Component Architecture

diagram of React DOM components

Technologies Used


  • React
  • VS Code

Setup Instructions

Prerequisites



Installation


  1. Clone repository: git clone https://github.com/mountainfawkes/sqstr.
  2. Navigate to the /sqstr directory
  3. Open with your preferred text editor to view the code base

  • Run the Program


  1. Nagivate to project folder using cd /sqstr
  2. npm install to install dependencies.
  3. npm start to run application server
  4. Open http://localhost:3000/ in your preferred browser

Known Bugs


  • Dependency conflicts have dogged this project since its inception; these may only materialize locally on systems with dependency conflicts higher up in the dependency tree. If necessary, navigate to your root directory to explore the global node_modules in the event that dependency conflicts arise. Babel and React Scripts were especially problematic in sqstr's development environment.

License


Copyright (c) 2021 by Jonathan Stull

Permission is hereby granted, free of charge, to any person obtaining a copy of this software and associated documentation files (the "Software"), to deal in the Software without restriction, including without limitation the rights to use, copy, modify, merge, publish, distribute, sublicense, and/or sell copies of the Software, and to permit persons to whom the Software is furnished to do so, subject to the following conditions:

The above copyright notice and this permission notice shall be included in all copies or substantial portions of the Software.
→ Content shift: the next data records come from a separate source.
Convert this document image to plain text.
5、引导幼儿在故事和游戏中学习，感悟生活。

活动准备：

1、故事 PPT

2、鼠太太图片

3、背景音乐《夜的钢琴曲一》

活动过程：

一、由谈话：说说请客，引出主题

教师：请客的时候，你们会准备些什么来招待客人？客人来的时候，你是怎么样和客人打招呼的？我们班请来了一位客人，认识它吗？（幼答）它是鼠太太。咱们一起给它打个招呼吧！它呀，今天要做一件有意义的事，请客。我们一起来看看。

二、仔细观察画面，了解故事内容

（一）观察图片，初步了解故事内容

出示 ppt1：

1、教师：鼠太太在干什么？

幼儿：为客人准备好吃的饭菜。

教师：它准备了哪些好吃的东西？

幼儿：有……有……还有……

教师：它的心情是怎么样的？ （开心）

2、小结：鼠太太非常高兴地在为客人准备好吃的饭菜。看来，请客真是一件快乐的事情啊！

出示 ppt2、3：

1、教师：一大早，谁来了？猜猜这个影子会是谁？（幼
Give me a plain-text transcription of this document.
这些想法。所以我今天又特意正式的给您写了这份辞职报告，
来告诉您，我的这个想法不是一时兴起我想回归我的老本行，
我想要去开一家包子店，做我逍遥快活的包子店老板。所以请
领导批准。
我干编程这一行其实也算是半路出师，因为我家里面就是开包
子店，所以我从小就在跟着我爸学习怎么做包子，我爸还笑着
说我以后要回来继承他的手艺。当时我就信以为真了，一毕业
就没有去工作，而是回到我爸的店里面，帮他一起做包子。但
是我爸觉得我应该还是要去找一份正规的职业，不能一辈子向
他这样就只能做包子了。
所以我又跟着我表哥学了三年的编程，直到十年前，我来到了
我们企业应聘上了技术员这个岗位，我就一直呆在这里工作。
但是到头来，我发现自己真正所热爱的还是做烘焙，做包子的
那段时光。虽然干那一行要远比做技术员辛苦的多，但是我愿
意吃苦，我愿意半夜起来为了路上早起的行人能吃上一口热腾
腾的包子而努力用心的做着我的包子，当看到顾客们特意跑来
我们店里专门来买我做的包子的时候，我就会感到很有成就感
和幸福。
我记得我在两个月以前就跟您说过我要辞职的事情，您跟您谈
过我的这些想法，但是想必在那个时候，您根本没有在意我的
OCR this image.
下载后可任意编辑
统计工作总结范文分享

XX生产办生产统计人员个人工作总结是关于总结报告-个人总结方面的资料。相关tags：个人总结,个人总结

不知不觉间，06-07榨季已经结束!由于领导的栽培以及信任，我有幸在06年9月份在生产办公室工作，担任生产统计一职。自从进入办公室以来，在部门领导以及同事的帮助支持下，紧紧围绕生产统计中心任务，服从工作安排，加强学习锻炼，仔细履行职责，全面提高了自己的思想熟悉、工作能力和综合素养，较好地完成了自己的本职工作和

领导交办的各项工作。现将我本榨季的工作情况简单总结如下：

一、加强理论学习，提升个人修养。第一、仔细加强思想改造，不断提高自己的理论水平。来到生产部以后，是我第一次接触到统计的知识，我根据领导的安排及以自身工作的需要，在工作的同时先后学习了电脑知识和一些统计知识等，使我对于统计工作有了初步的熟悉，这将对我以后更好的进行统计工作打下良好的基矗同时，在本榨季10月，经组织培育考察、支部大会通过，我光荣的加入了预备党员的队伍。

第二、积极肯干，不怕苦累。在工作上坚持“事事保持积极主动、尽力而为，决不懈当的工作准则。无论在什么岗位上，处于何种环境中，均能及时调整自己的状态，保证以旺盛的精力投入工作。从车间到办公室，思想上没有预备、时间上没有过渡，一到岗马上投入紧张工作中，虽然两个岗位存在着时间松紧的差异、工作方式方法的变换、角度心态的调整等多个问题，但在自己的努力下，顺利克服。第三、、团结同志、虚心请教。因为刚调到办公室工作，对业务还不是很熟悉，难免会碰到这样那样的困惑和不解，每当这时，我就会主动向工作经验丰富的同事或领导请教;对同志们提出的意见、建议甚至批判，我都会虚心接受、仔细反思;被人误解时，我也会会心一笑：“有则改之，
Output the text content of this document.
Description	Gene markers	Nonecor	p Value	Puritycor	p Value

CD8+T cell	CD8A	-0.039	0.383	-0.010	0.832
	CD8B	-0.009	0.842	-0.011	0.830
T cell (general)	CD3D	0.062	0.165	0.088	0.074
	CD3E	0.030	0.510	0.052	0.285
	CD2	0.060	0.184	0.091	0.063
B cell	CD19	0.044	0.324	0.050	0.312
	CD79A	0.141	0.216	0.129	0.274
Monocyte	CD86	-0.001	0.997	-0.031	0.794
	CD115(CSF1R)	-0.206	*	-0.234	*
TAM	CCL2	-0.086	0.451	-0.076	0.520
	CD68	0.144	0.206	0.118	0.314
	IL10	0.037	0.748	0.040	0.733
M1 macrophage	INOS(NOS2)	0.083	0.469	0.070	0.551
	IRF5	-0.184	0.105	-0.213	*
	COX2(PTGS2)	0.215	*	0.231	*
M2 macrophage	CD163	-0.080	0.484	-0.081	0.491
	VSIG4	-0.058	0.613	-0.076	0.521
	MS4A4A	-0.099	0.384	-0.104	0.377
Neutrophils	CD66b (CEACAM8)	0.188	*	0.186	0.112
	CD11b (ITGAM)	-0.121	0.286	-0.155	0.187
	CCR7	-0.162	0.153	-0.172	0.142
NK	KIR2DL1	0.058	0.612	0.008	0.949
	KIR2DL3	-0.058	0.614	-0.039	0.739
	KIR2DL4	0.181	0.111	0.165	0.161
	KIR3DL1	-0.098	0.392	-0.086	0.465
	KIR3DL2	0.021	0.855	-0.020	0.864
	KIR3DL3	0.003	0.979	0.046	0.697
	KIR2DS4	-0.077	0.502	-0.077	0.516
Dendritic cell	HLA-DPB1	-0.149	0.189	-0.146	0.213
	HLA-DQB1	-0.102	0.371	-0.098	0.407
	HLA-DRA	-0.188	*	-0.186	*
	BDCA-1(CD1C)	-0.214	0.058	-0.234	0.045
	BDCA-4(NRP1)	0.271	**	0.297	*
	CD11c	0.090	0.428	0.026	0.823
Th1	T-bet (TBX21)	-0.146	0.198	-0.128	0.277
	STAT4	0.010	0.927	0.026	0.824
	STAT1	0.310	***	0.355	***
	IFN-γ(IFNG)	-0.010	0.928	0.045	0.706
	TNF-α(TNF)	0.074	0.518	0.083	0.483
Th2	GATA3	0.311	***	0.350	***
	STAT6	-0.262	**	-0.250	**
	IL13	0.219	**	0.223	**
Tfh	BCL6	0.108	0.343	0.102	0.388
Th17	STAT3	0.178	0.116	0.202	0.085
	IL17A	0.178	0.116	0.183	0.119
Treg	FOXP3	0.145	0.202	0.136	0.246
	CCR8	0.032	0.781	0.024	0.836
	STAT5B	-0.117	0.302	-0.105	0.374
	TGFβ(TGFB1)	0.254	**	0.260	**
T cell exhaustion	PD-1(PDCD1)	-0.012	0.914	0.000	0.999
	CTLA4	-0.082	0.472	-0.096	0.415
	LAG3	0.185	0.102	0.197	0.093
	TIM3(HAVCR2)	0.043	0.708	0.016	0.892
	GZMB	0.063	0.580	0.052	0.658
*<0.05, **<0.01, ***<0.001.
THE SOFTWARE IS PROVIDED "AS IS", WITHOUT WARRANTY OF ANY KIND, EXPRESS OR IMPLIED, INCLUDING BUT NOT LIMITED TO THE WARRANTIES OF MERCHANTABILITY, FITNESS FOR A PARTICULAR PURPOSE AND NONINFRINGEMENT. IN NO EVENT SHALL THE AUTHORS OR COPYRIGHT HOLDERS BE LIABLE FOR ANY CLAIM.cs, DAMAGES OR OTHER LIABILITY, WHETHER IN AN ACTION OF CONTRACT, TORT OR OTHERWISE, ARISING FROM, OUT OF OR IN CONNECTION WITH THE SOFTWARE OR THE USE OR OTHER DEALINGS IN THE SOFTWARE.


Acknowledgements


This project was developed alongside the LearnHowToProgram curriculum at Epicodus, a coding bootcamp in Portland, Oregon.

This app would not have been possible without the amazing cohort I studied with at Epicodus. A special thanks goes to Erik Irgens and James Henager, whose consistent presence and demos of state and classic RPG victory jingles have been instrumental in keeping the torrid pace of Epicodus managable.